Ostomy Appliances

Choosing the right ostomy appliance.

An Introduction to Ostomy Appliances

This section is not meant to replace the expert advice from your caregiver – NSWOC, doctor, etc. and yet can serve as a guide.

You may have already heard different terms and are confused about just what exactly they refer to. To clarify the terminology, a ‘bag’ or ‘pouch’ refers to the part that collects waste. ‘Flange,’ ‘barrier,’ ‘wafer,’ or ‘faceplate’ all refer to the part that sticks to your body. The general term ‘pouching system’ refers to the entire system (one or two-piece). The general term ‘appliance’ is also sometimes used.

Pouches (or bags) are one or two-piece, can also come in ‘closed end’ or ‘drainable’ models. A drainable pouch has an open end to release waste and closes via a clip or Velcro closure. A closed-end pouch has no opening and is removed and discarded instead of emptied. Many pouches are now made with filters near the top, allowing gas to escape without odour.

Barriers (or flanges) are available in various types of materials. Some are called standard wear, and others are extended wear. In general, a standard wear barrier is used when stool is semi-formed or formed. An extended wear barrier is usually used when a stoma drains urine or stool that is loose or liquid. The extended wear barrier does not break down like a standard wear barrier when it comes in contact with liquid waste.

Most hospitals employ one or more Ostomy Nurses, also referred to as NSWOC’s (Nurses Specializing in Wound and Continence). These are nurses who have taken specialized training in ostomy care. When you are discharged you will receive a supply of ostomy products recommended by your Ostomy Nurse to get you started. But where do you start and what to buy? How does one choose two-piece, one-piece, closed, drainable, different sizes, different brands? You may find that the product introduced to you by your hospital works well, and yet we encourage patients to learn different brands and new appliances. Your local Chapter or Support group is also a great source for nonmedical advice.

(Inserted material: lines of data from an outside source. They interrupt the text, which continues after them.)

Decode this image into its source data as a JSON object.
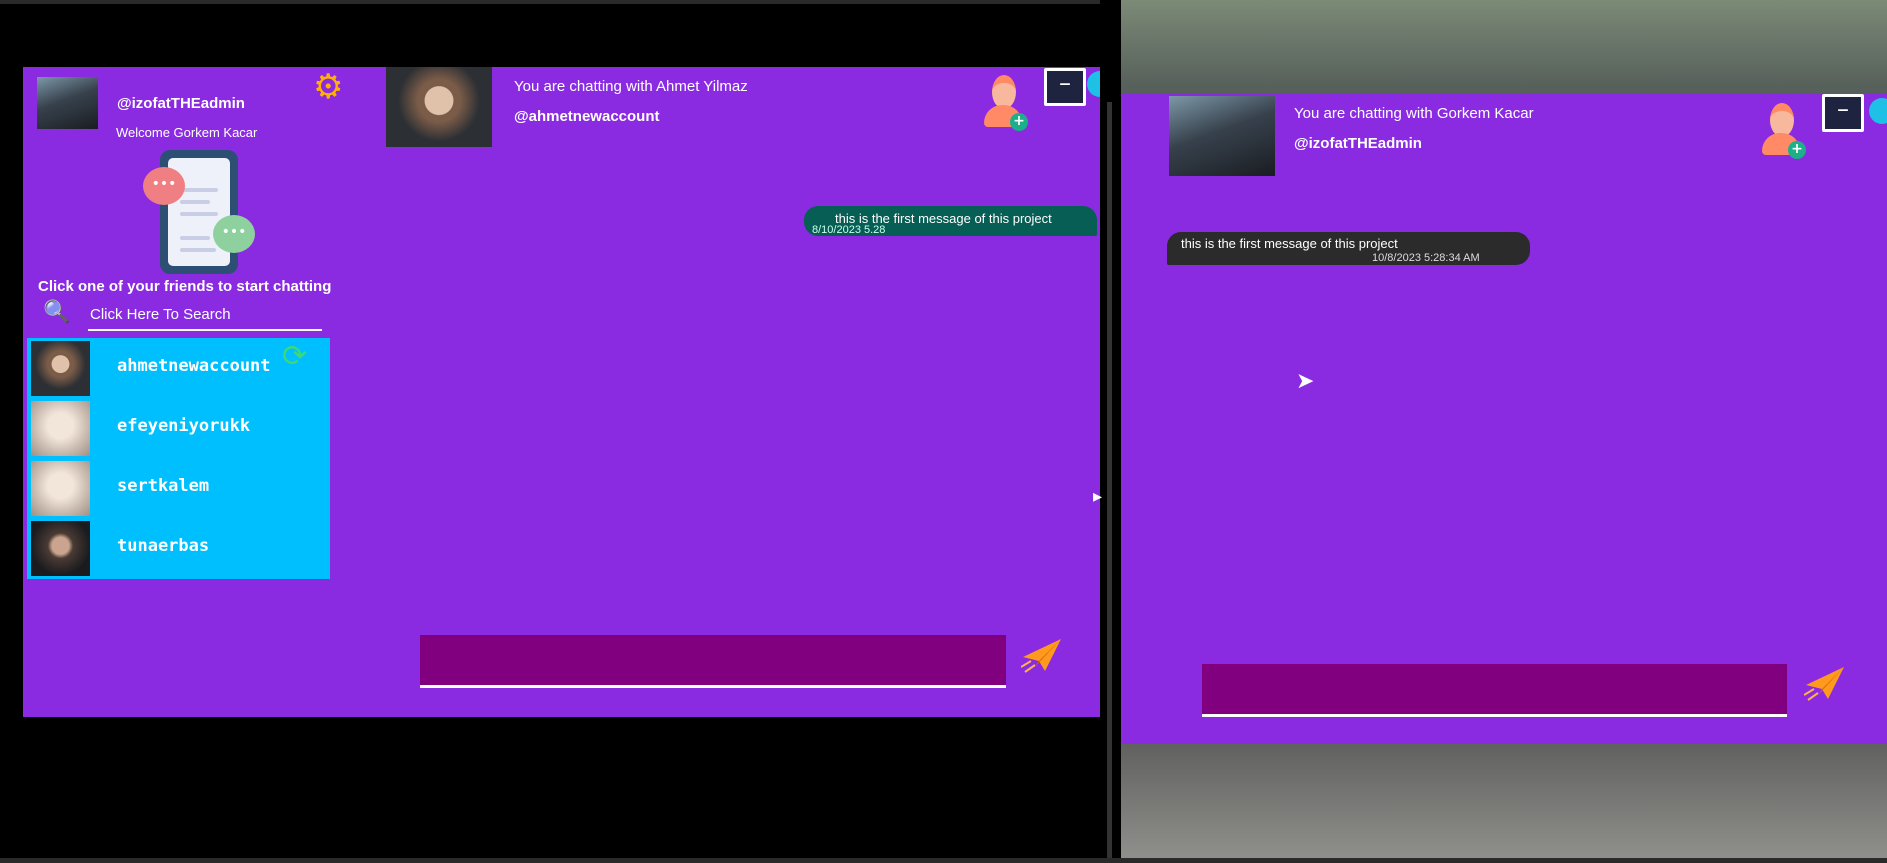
{
  "left_window": {
    "current_user": {
      "handle": "@izofatTHEadmin",
      "welcome": "Welcome Gorkem Kacar"
    },
    "instruction": "Click one of your friends to start chatting",
    "search": {
      "placeholder": "Click Here To Search"
    },
    "friends": [
      {
        "username": "ahmetnewaccount"
      },
      {
        "username": "efeyeniyorukk"
      },
      {
        "username": "sertkalem"
      },
      {
        "username": "tunaerbas"
      }
    ],
    "chat": {
      "title": "You are chatting with Ahmet Yilmaz",
      "handle": "@ahmetnewaccount",
      "messages": [
        {
          "text": "this is the first message of this project",
          "timestamp": "8/10/2023 5.28"
        }
      ]
    }
  },
  "right_window": {
    "chat": {
      "title": "You are chatting with Gorkem Kacar",
      "handle": "@izofatTHEadmin",
      "messages": [
        {
          "text": "this is the first message of this project",
          "timestamp": "10/8/2023 5:28:34 AM"
        }
      ]
    }
  },
  "icons": {
    "gear": "gear-icon",
    "search": "search-icon",
    "refresh": "refresh-icon",
    "add_user": "add-user-icon",
    "minimize": "minimize-icon",
    "send": "send-plane-icon"
  },
  "colors": {
    "window_bg": "#8a2be2",
    "friend_list_bg": "#00bfff",
    "composer_bg": "#800080",
    "outgoing_bubble": "#075e54",
    "incoming_bubble": "#2b2b2b"
  }
}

The Ostomy Canada Society Inc. does not endorse one brand or type over another – all have merit. What works well for one patient may not suit another, and what one person swears by others don’t like. Everyone has different needs and preferences. The most prevalent brands in Canada are Coloplast, ConvaTec, Hollister, Marlen, SALTS, Nu-Hope and CyMed. Your Ostomy Nurse is the best source to ask to try different product samples. They will know your ostomy and skin characteristics. If this isn’t possible, you can contact the manufacturers directly. All have websites and toll free numbers for information.

Two-Piece vs One-Piece Pouching Systems

A two-piece appliance is composed of two parts: the flange, which sticks to your skin, and the pouch, which snaps or attaches onto the flange. A one-piece appliance has the flange combined with the pouch. There are advantages and disadvantages to both:

Two-piece advantages:

most are more effortless to ‘burp,’ that is, allow gas to escape.
a smaller or larger pouch can be substituted without having to change the entire flange
Some have a ‘floating flange,’ a type of flange with an extra flexible join at the circular ring. It can be an advantage for those with poorer hand dexterity who have difficulty snapping a pouch onto a flange. It’s also helpful for those whose abdomen is very tender and pressing down to attach a pouch is uncomfortable.

Two-piece disadvantages:

tend to be bulkier and more visible under clothing
the convex models are somewhat rigid and can be more difficult to couple
more appliance’ inventory’ to purchase, match and keep track of

One-piece advantages:

fewer components to apply
soft convex are available
feel lighter, more flexible and have a lower profile under clothing

One-piece disadvantages:

can’t be ‘burped.’
some can cost more if you are using closed-end models (you’ll need to throw them away every time you empty them)

Convex Appliances

A convex ostomy wafer is designed to curve inward toward the stoma. It gently pushes down the surrounding skin to allow the stoma to stick out more. A convex appliance creates a more secure fit. It helps direct urine or stool into the pouch, not under the wafer or skin barrier. If your stoma sits at skin level, it is flush. If your stoma sits below skin level, it is recessed or retracted. These stomas can cause the surrounding skin to be sunken or uneven. A convex pouching system can help fix the problem. You should ask your Ostomy Nurse what type of convex flange might work better for you.

Pouch Liners

SThese are flushable, very thin plastic liners that fit inside a two-piece pouch. They perform best with colostomies or ileostomies with thicker output. When it comes time to empty, you remove the liner and flush it down the toilet, leaving your pouch empty and clean. These are popular with those who prefer using a closed-end appliance. Flushable liners can help save costs if this is a concern.